Dataset Hosting Design

Assumptions

Where

Assume that the initial cloud we target is AWS but we plan to support additional clouds in the future.

For the near term we are using AWS as our external hosting partner. They have agreed to support our efforts for CTCAP. Over time we anticipate adding additional external hosting partners such as Google and Microsoft. We imagine that different scientists and/or institutions will want to take advantage of different clouds.

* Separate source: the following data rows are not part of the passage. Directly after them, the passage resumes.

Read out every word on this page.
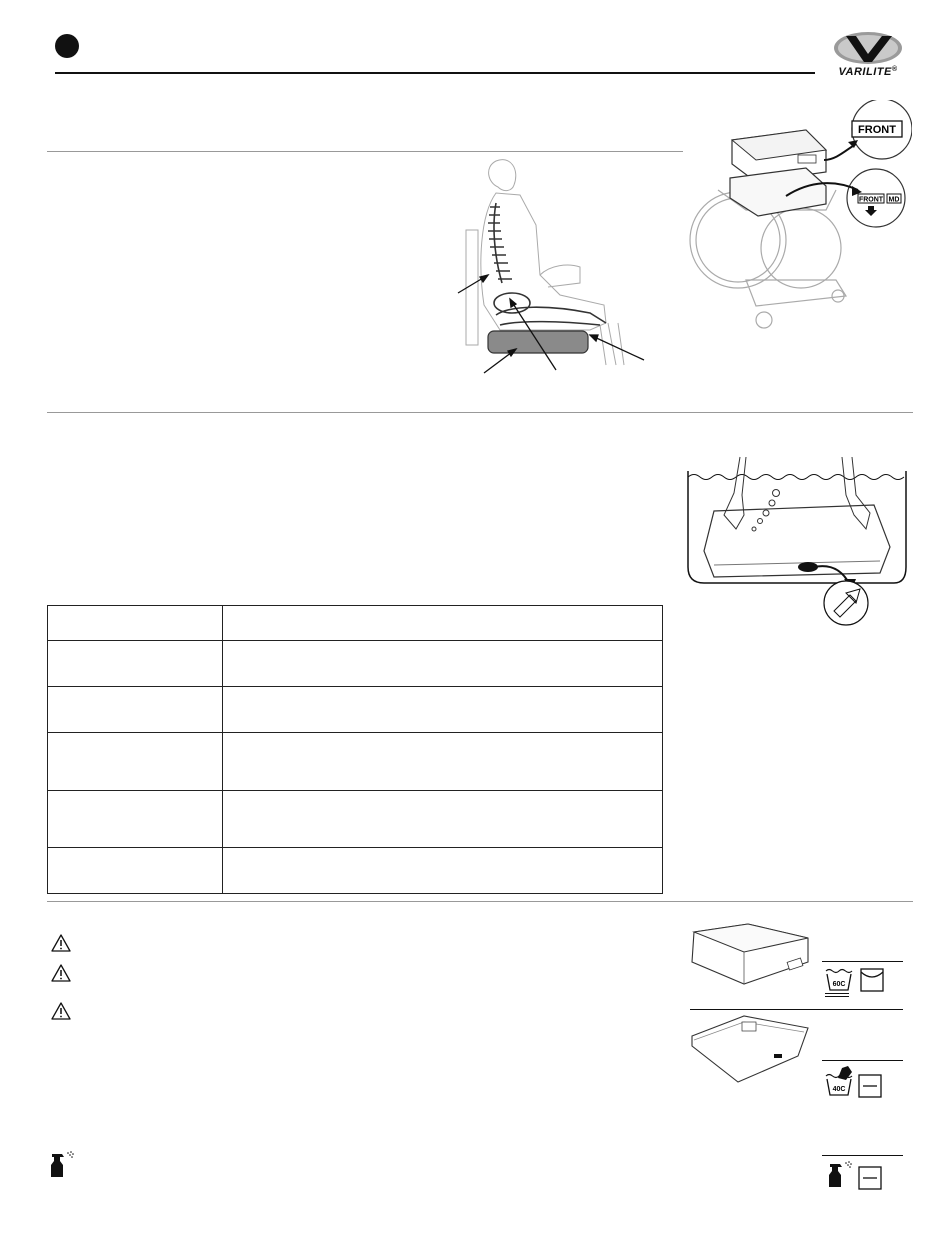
VARILITE®
FRONT
FRONT MD

60C
40C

We can also imagine that the platform should hold locations of files in internal hosting systems, even though not all users of the platform would have access to files in those locations.

Metadata references to hosted data files should be modelled as a collection of Locations, where a Location could be of many types:

an S3 URL
a Google Storage URL
an Azure Blobstore URL
an EBS snapshot id
a filepath on a Sage internal server
....

Class Location
    String provider // AWS, Google, Azure, Sage cluster – people will want to set a preferred cloud to work in
    String type     // filepath, download url, S3 url, EBS snapshot name
    String location // the actual uri or path

What

For now we are assuming that we are dealing with files. Later on we can also envision providing access to data stored in a database and/or a data warehouse.

Who

Assume tens of thousands of users will eventually use the platform.

How

Assume that users who only want to download do not need to have an AWS account.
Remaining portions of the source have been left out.